では、どのようにして『直接加熱』を行っているか、実際の写真と図で解説します!
SPS構成図
※焼結を行う際の構成図です。
実際の写真
※実際にはダイの外周に断熱材を巻き付けます。
SPSのチャンバー内は「電極」「ダイ」「パンチ」「対象物」「スペーサー」で構成されています。
上下電極の間に
① 焼結型:ダイとパンチで構成され、通常はグラファイト(黒鉛)製
② 対象物:焼結型の中に入れる。
③ スペーサー*¹:対象にパンチと電極の間に挿入
これらを挿入して、一軸の加圧力を負荷しながら特殊電流(ON-OFFパルス電流*²)を流します。

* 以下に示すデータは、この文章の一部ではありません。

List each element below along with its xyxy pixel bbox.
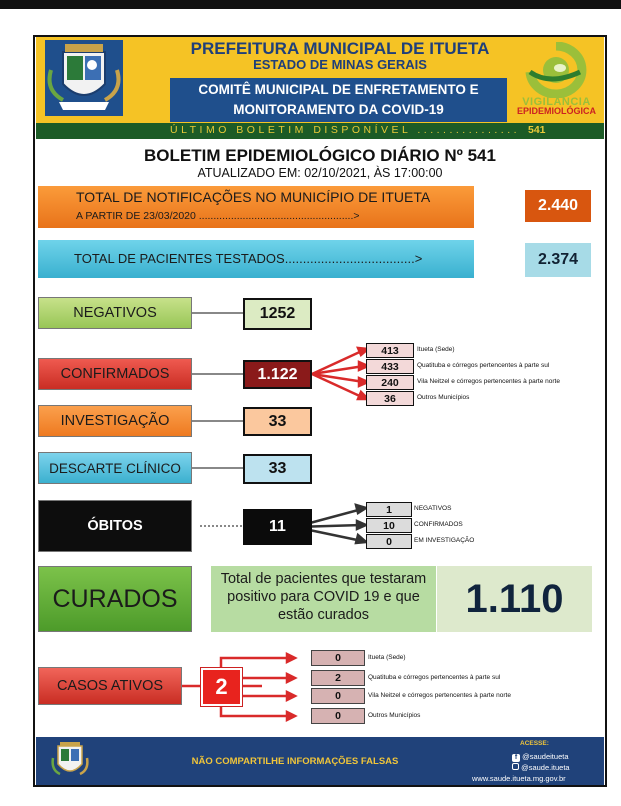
confirmados-label: CONFIRMADOS	[38, 358, 192, 390]
instagram-icon	[512, 763, 519, 770]
website-link[interactable]: www.saude.itueta.mg.gov.br	[472, 774, 566, 783]
instagram-link[interactable]: @saude.itueta	[512, 763, 570, 772]
ativos-sede-label: Itueta (Sede)	[368, 654, 406, 661]
footer-coat-of-arms-icon	[50, 740, 90, 782]
confirmados-norte-label: Vila Neitzel e córregos pertencentes à parte norte	[417, 378, 560, 385]
committee-title: COMITÊ MUNICIPAL DE ENFRETAMENTO E MONITORAMENTO DA COVID-19	[198, 82, 479, 117]
confirmados-outros-label: Outros Municípios	[417, 394, 470, 401]
obitos-confirmados-value: 10	[366, 518, 412, 533]
vigilancia-text: VIGILÂNCIA	[522, 96, 591, 108]
tested-value: 2.374	[525, 243, 591, 277]
obitos-label: ÓBITOS	[38, 500, 192, 552]
negativos-value: 1252	[243, 298, 312, 330]
notifications-since: A PARTIR DE 23/03/2020 .....................................................>	[76, 210, 360, 222]
prefeitura-title: PREFEITURA MUNICIPAL DE ITUETA	[190, 39, 490, 58]
ativos-sede-value: 0	[311, 650, 365, 666]
obitos-value: 11	[243, 509, 312, 545]
notifications-value: 2.440	[525, 190, 591, 222]
obitos-investigacao-value: 0	[366, 534, 412, 549]
ativos-outros-label: Outros Municípios	[368, 712, 421, 719]
epidemiologica-text: EPIDEMIOLÓGICA	[516, 106, 596, 116]
casos-ativos-value: 2	[201, 668, 242, 706]
descarte-value: 33	[243, 454, 312, 484]
acesse-label: ACESSE:	[520, 740, 549, 747]
confirmados-sul-label: Quatituba e córregos pertencentes à parte sul	[417, 362, 550, 369]
ativos-norte-value: 0	[311, 688, 365, 704]
obitos-negativos-label: NEGATIVOS	[414, 505, 452, 512]
negativos-label: NEGATIVOS	[38, 297, 192, 329]
estado-subtitle: ESTADO DE MINAS GERAIS	[253, 57, 427, 72]
confirmados-norte-value: 240	[366, 375, 414, 390]
investigacao-label: INVESTIGAÇÃO	[38, 405, 192, 437]
obitos-negativos-value: 1	[366, 502, 412, 517]
bulletin-title: BOLETIM EPIDEMIOLÓGICO DIÁRIO Nº 541	[144, 146, 496, 165]
notifications-label: TOTAL DE NOTIFICAÇÕES NO MUNICÍPIO DE ITUETA	[76, 189, 431, 205]
ativos-sul-label: Quatituba e córregos pertencentes à parte sul	[368, 674, 501, 681]
confirmados-sede-label: Itueta (Sede)	[417, 346, 455, 353]
facebook-icon: f	[512, 754, 520, 762]
obitos-investigacao-label: EM INVESTIGAÇÃO	[414, 537, 475, 544]
curados-value: 1.110	[437, 566, 592, 632]
last-bulletin-number: 541	[528, 124, 546, 136]
casos-ativos-label: CASOS ATIVOS	[38, 667, 182, 705]
last-bulletin-label: ÚLTIMO BOLETIM DISPONÍVEL ................	[170, 124, 521, 136]
footer-message: NÃO COMPARTILHE INFORMAÇÕES FALSAS	[191, 756, 399, 767]
updated-timestamp: ATUALIZADO EM: 02/10/2021, ÀS 17:00:00	[197, 166, 443, 180]
confirmados-sul-value: 433	[366, 359, 414, 374]
ativos-norte-label: Vila Neitzel e córregos pertencentes à parte norte	[368, 692, 511, 699]
tested-label: TOTAL DE PACIENTES TESTADOS....................................>	[38, 240, 474, 278]
investigacao-value: 33	[243, 407, 312, 436]
ativos-outros-value: 0	[311, 708, 365, 724]
ativos-sul-value: 2	[311, 670, 365, 686]
facebook-link[interactable]: f @saudeitueta	[512, 752, 569, 762]
confirmados-outros-value: 36	[366, 391, 414, 406]
obitos-confirmados-label: CONFIRMADOS	[414, 521, 463, 528]
confirmados-value: 1.122	[243, 360, 312, 389]
curados-label: CURADOS	[38, 566, 192, 632]
descarte-label: DESCARTE CLÍNICO	[38, 452, 192, 484]
curados-description: Total de pacientes que testaram positivo para COVID 19 e que estão curados	[211, 566, 436, 632]
confirmados-sede-value: 413	[366, 343, 414, 358]
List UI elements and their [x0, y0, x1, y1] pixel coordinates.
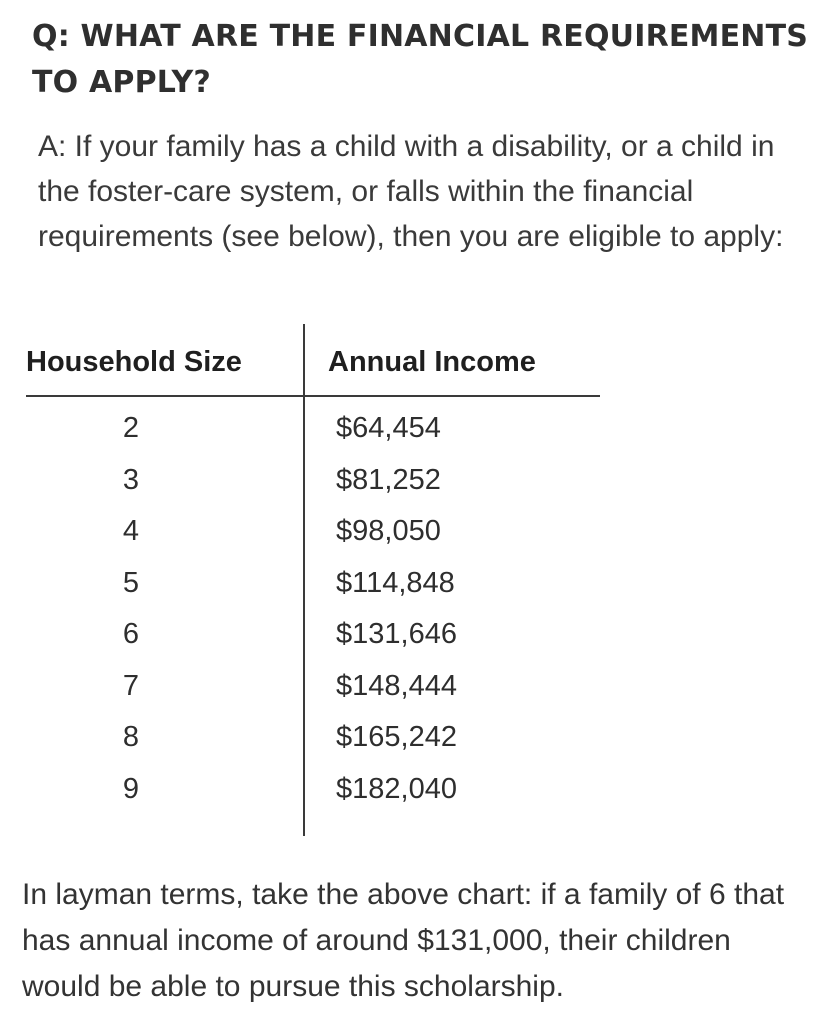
- annual-income-cell: $98,050: [336, 515, 441, 547]
- household-size-cell: 3: [122, 463, 140, 496]
- table-row: [26, 513, 600, 565]
- header-household-size: Household Size: [26, 346, 242, 378]
- annual-income-cell: $148,444: [336, 669, 457, 702]
- table-row: [26, 616, 600, 668]
- annual-income-cell: $64,454: [336, 412, 441, 444]
- household-size-cell: 4: [122, 515, 140, 547]
- table-row: [26, 719, 600, 771]
- household-size-cell: 6: [122, 618, 140, 650]
- annual-income-cell: $182,040: [336, 772, 457, 805]
- table-body: [26, 410, 600, 822]
- question-heading: Q: WHAT ARE THE FINANCIAL REQUIREMENTS TO APPLY?: [32, 19, 809, 100]
- household-size-cell: 5: [122, 566, 140, 599]
- table-row: [26, 668, 600, 720]
- annual-income-cell: $165,242: [336, 721, 457, 753]
- annual-income-cell: $81,252: [336, 463, 441, 496]
- header-annual-income: Annual Income: [328, 346, 536, 378]
- table-row: [26, 462, 600, 514]
- income-table: [26, 324, 600, 836]
- answer-paragraph: A: If your family has a child with a disability, or a child in the foster-care system, or falls within the financial requirements (see below), then you are eligible to apply:: [38, 130, 784, 253]
- table-row: [26, 565, 600, 617]
- annual-income-cell: $131,646: [336, 618, 457, 650]
- household-size-cell: 9: [122, 772, 140, 805]
- table-row: [26, 410, 600, 462]
- household-size-cell: 7: [122, 669, 140, 702]
- annual-income-cell: $114,848: [336, 566, 455, 599]
- household-size-cell: 8: [122, 721, 140, 753]
- household-size-cell: 2: [122, 412, 140, 444]
- layman-note: In layman terms, take the above chart: if a family of 6 that has annual income of around $131,000, their children would be able to pursue this scholarship.: [22, 878, 785, 1003]
- table-row: [26, 771, 600, 823]
- header-rule: [26, 395, 600, 397]
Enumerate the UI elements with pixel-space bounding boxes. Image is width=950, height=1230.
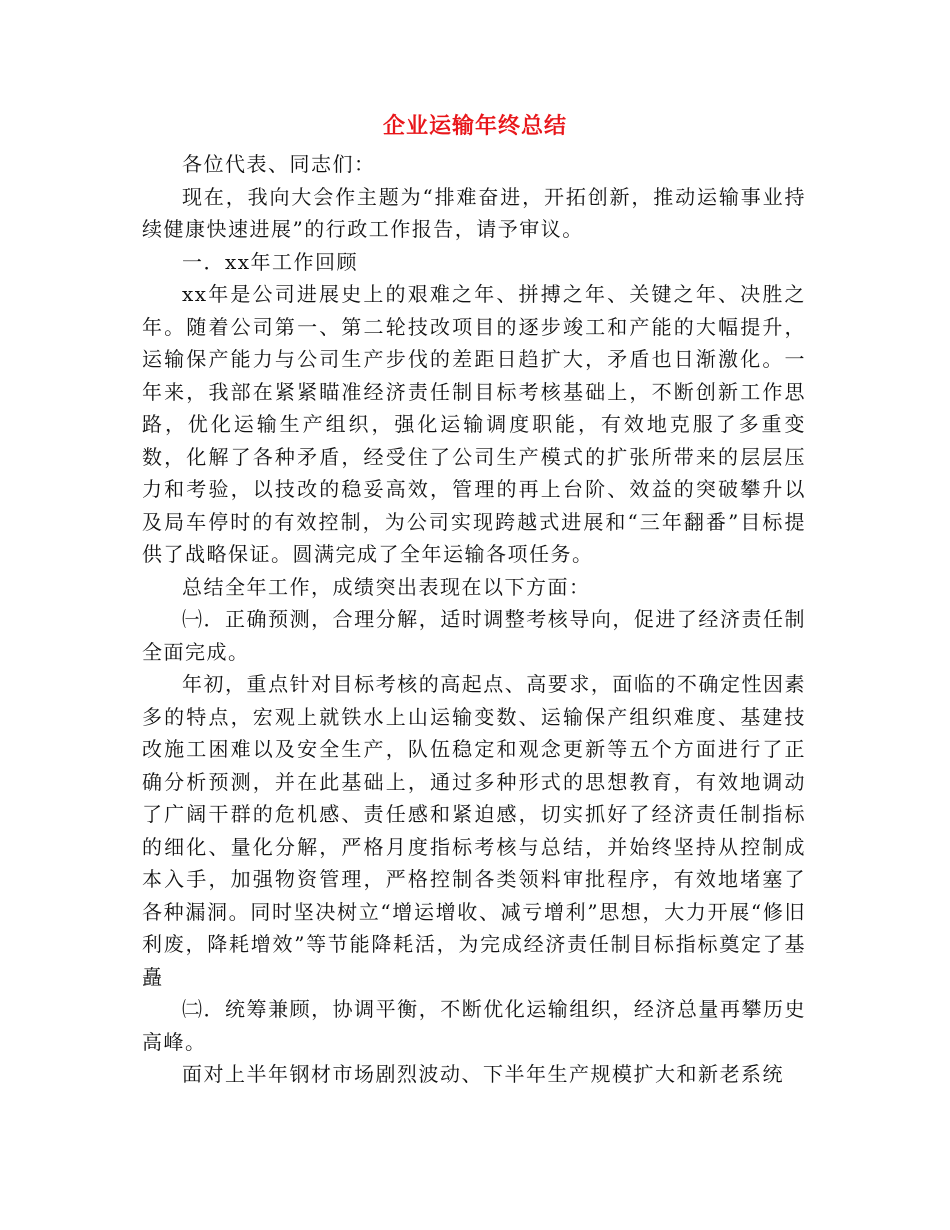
paragraph-subsection-2: 面对上半年钢材市场剧烈波动、下半年生产规模扩大和新老系统 <box>182 1062 784 1086</box>
subsection-heading-2: ㈡．统筹兼顾，协调平衡，不断优化运输组织，经济总量再攀历史高峰。 <box>142 997 806 1054</box>
subsection-heading-1: ㈠．正确预测，合理分解，适时调整考核导向，促进了经济责任制全面完成。 <box>142 607 806 664</box>
salutation: 各位代表、同志们： <box>182 152 376 176</box>
paragraph-summary: 总结全年工作，成绩突出表现在以下方面： <box>182 574 591 599</box>
document-title: 企业运输年终总结 <box>382 113 567 139</box>
paragraph-review: xx年是公司进展史上的艰难之年、拼搏之年、关键之年、决胜之年。随着公司第一、第二轮技改项目的逐步竣工和产能的大幅提升，运输保产能力与公司生产步伐的差距日趋扩大，矛盾也日渐激化。一年来，我部在紧紧瞄准经济责任制目标考核基础上，不断创新工作思路，优化运输生产组织，强化运输调度职能，有效地克服了多重变数，化解了各种矛盾，经受住了公司生产模式的扩张所带来的层层压力和考验，以技改的稳妥高效，管理的再上台阶、效益的突破攀升以及局车停时的有效控制，为公司实现跨越式进展和“三年翻番”目标提供了战略保证。圆满完成了全年运输各项任务。 <box>142 282 806 566</box>
paragraph-subsection-1: 年初，重点针对目标考核的高起点、高要求，面临的不确定性因素多的特点，宏观上就铁水上山运输变数、运输保产组织难度、基建技改施工困难以及安全生产，队伍稳定和观念更新等五个方面进行了正确分析预测，并在此基础上，通过多种形式的思想教育，有效地调动了广阔干群的危机感、责任感和紧迫感，切实抓好了经济责任制指标的细化、量化分解，严格月度指标考核与总结，并始终坚持从控制成本入手，加强物资管理，严格控制各类领料审批程序，有效地堵塞了各种漏洞。同时坚决树立“增运增收、减亏增利”思想，大力开展“修旧利废，降耗增效”等节能降耗活，为完成经济责任制目标指标奠定了基矗 <box>142 672 806 989</box>
paragraph-intro: 现在，我向大会作主题为“排难奋进，开拓创新，推动运输事业持续健康快速进展”的行政工作报告，请予审议。 <box>142 184 806 241</box>
document-body <box>142 148 806 1091</box>
section-heading: 一．xx年工作回顾 <box>182 249 359 274</box>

このようにして、ジュール熱により、電極間に挟んだものが発熱することで対象物の『直接加熱』を行います。
※1)「スペーサー」は電極保護などがメインですが、SPSではこの組合せが重要となる場合があります。
(詳しい説明は別の機会で行います)
※2)SPSはこの「ON-OFFパルス電流」を流すことが特徴です。(詳しい説明は別の機会で行います)
『直接加熱』のメリット・デメリット
では、『直接加熱』を行うメリット・デメリットは何でしょうか?
今回は同じ加圧焼結装置で『間接加熱』を用いるホットプレスと比較して解説します!
SPS構成図
HP(ホットプレス)構成図
<メリット>
【焼結時間】
SPSは100℃/minを超える急速昇温が可能で、1000℃を超える温度まで数分で到達します。
一方、ホットプレスは間接加熱で炉内全体を加熱するため、15℃/min程度の昇温速度となります。
従って、焼結時間はSPSの方がホットプレスよりも短くなります。
【粒成長抑制】
一般的に金属やセラミックスの内部構造は小さな結晶(結晶粒)の集合体である多結晶体となっています。
この一つ一つの小さな結晶の大きさが小さいほど、優れた性質を発揮することが多いです。
しかし、一般的にこの結晶が高温状態にさらされると、自身よりも小さい結晶を取り込んで成長して大きくなります。
SPSでは急速昇温が可能で焼結時間が短いため、高温状態にさらされる時間が短くなります。
従って、この結晶の成長を抑制することができ、優れた性質を持つ焼結体を得ることができます。
【温度傾斜焼結(FGMs)】
温度傾斜焼結(FGMs)とは、金属/金属・セラミックス/セラミックス・金属/セラミックスなどの
融点に差がある材料同士を同時に焼結する方法です。
SPSは電気を流すことで発生するジュール熱を利用して加熱を行うため、焼結型の形状を工夫すると
焼結型に極端な温度分布(温度のグラデーション)を持たせることが可能です。
これにより、融点の異なる材料同士を接合や焼結を行うことが可能です。
しかし、ホットプレスの場合は炉内全体の加熱になるため、このような温度分布を持たせることができず、
融点に差がある材料同士を焼結することは難しくなります。
【対象材料】
SPSはAlやTiなどの表面に強固な酸化被膜を持つ金属でも容易に緻密化することが可能です。
ポリマー・金属・セラミックス・金属間化合物・サーメットなど対象材料が非常に幅広いことも特徴です。
<デメリット>
【量産性】
SPSのデメリットは生産性にあります。
ホットプレスの場合は炉内全体を加熱するため、炉内に入ったものはすべて同じ温度で加熱されます。
従って、一度の稼働で大量に生産することができます。
一方で、SPSは装置能力の最大電流や加圧力がボトルネックとなり、ホットプレスよりも生産性が悪くなります。
しかし、一度の稼働が短時間で終わるため、バッチ数を増やすことでこのデメリットをカバーすることができます。
おわりに
今回は日本発祥の技術であるSPSの加熱方法やメリット・デメリットを
図やホットプレスと比較しながら解説しました。